NASHVILLE – A U.S. District Court on Tuesday struck down the Tennessee law that required businesses and other entities that allow transgender people to use the public restroom that matches their gender to post a government-prescribed warning sign.

The measure known as House Bill 1182 (SB 1224), requires businesses or government facilities open to the public to post a sign if they let transgender people use multi-person bathrooms.

On July 9, 2021, the court granted a preliminary injunction blocking the law from going into effect, and today’s ruling strikes down the law permanently.

According to the text of the law, language would be required to be included on the signs reading: “This facility maintains a policy of allowing the use of restrooms [or another type of accommodation] by either biological sex, regardless of the designation on the restroom.”

“We applaud the court for recognizing that this law violates the First Amendment and harms transgender people,” said Hedy Weinberg, ACLU of Tennessee executive director. “Transgender individuals should be able to live their lives free of harassment and discrimination. Today’s decision ensures that the businesses who welcome them are not forced to become instruments for politicians’ discrimination.”

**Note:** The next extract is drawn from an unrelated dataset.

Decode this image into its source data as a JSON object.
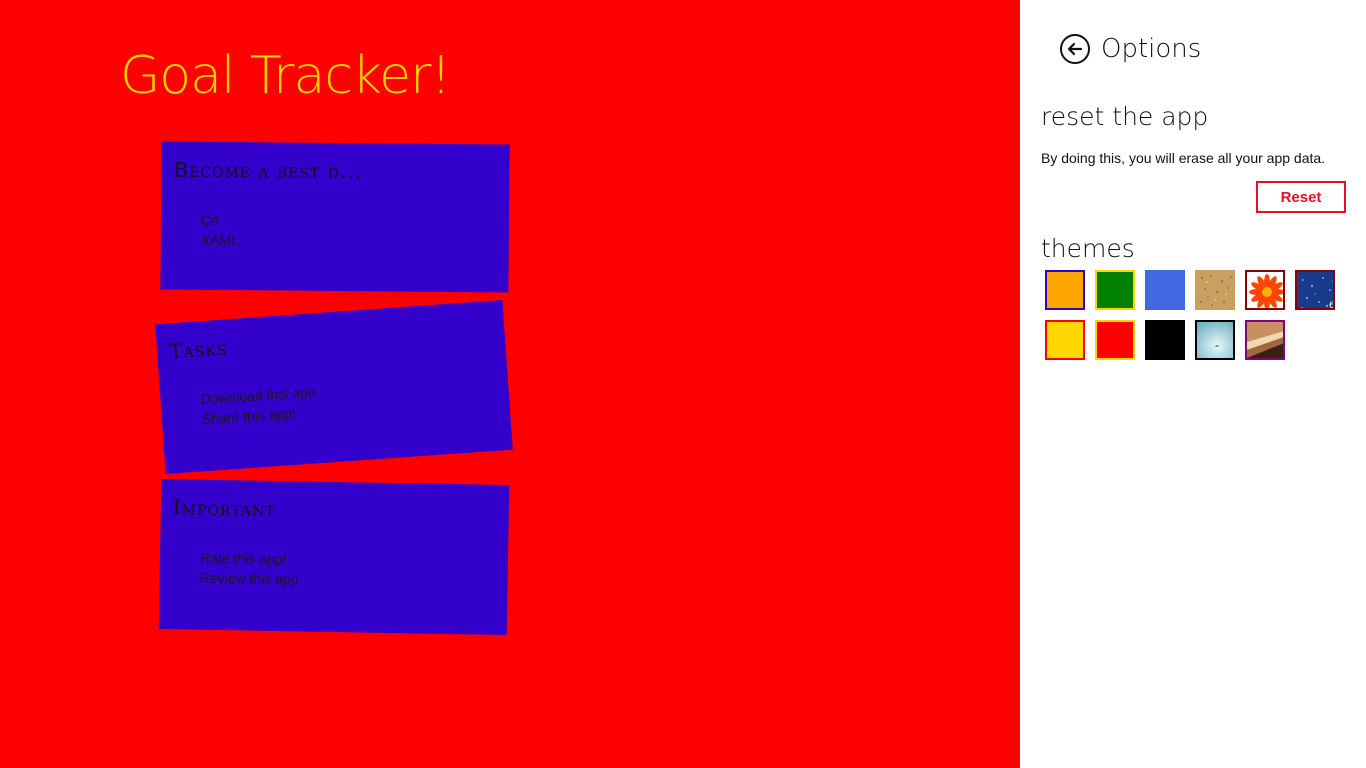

Screenshot via WVLT CBS 8 Knoxville

In the U.S. District Court for the Middle District of Tennessee ruling, U.S. District Court Judge Aleta A. Trauger noted; “It would do a disservice to the First Amendment to judge the Act for anything other than what it is: a brazen attempt to single out trans-inclusive establishments and force them to parrot a message that they reasonably believe would sow fear and misunderstanding about the very transgender Tennesseans whom those establishments are trying to provide with some semblance of a safe and welcoming environment.”

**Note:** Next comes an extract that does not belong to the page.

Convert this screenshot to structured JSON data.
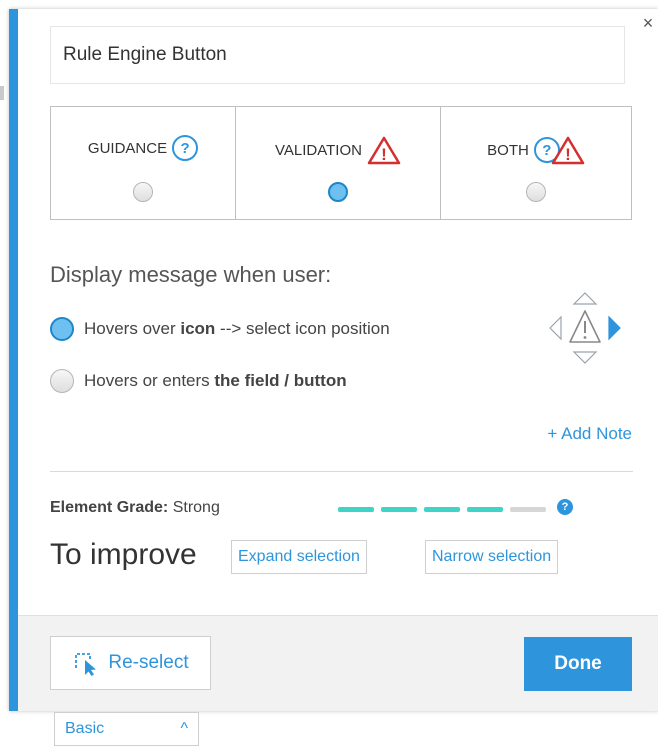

“Transgender Tennesseans are real. The businesses and establishments that wish to welcome them are real. And the viewpoints that those individuals and businesses hold are real, even if they differ from the views of some legislators or government officials,” Judge Trauger added.

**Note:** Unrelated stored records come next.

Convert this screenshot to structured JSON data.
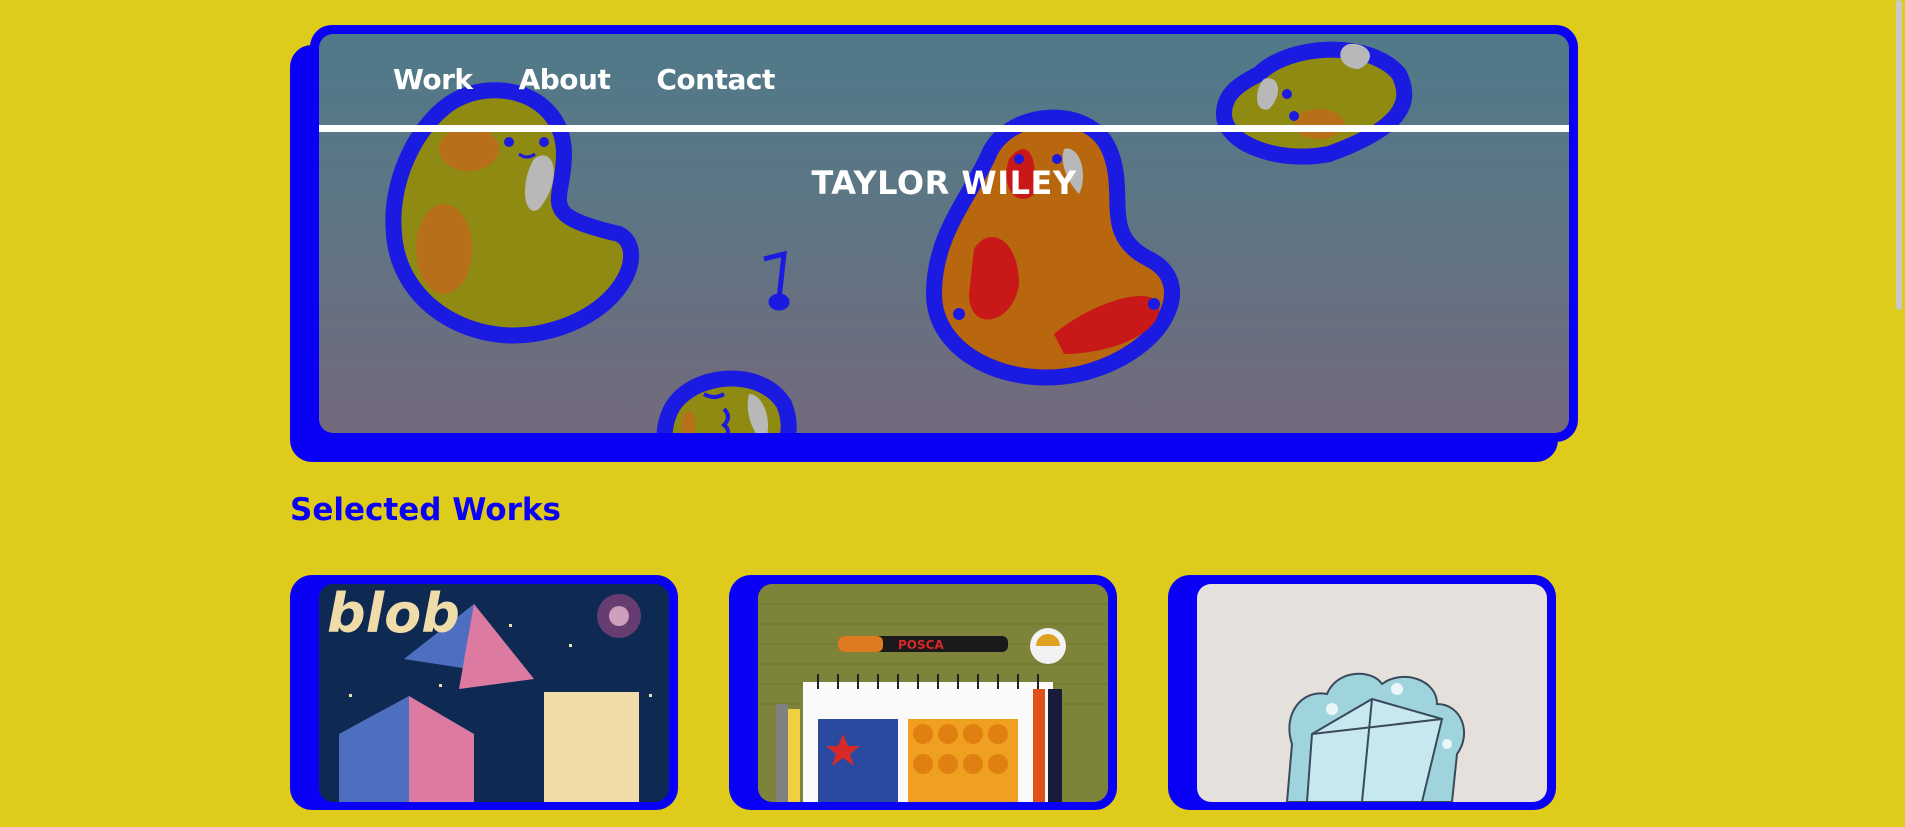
{
  "nav": {
    "items": [
      {
        "label": "Work"
      },
      {
        "label": "About"
      },
      {
        "label": "Contact"
      }
    ]
  },
  "hero": {
    "title": "TAYLOR WILEY",
    "image_icon": "jellybean-pixel-art-image"
  },
  "selected_works": {
    "heading": "Selected Works",
    "cards": [
      {
        "thumb_text": "blob",
        "image_icon": "blob-pixel-art-image"
      },
      {
        "brand_text": "POSCA",
        "image_icon": "posca-markers-sketchbook-image"
      },
      {
        "image_icon": "ink-sketch-image"
      }
    ]
  },
  "colors": {
    "background": "#dfcb1c",
    "accent_blue": "#0a00f5",
    "text_light": "#ffffff"
  }
}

The lawsuit was filed on behalf of Bob Bernstein and his restaurant Fido, who objected to the stigmatizing message that would have been required by this law. Fido has informal policies that allow customers to determine which restroom is appropriate for them and has not had any complaints or concerns about their restroom policies.

“As a former journalist, I believe strongly in free speech,” said Bob Bernstein, owner of Fido, a restaurant in Nashville. “The government can’t just force people to post discriminatory, inaccurate, and divisive signs in their places of business. I am glad that the court recognized that this law violates the First Amendment.”

“We’re thrilled to see the court rule in support of transgender and non-binary lives today. This signage law was simple cruelty – and cruelty is unjust,” said Henry Seaton, ACLU of Tennessee transgender justice advocate. “We’ll continue our pursuit of trans justice to its fullest extent, and hope that the trans and non-binary community feels relief and hope from this ruling.”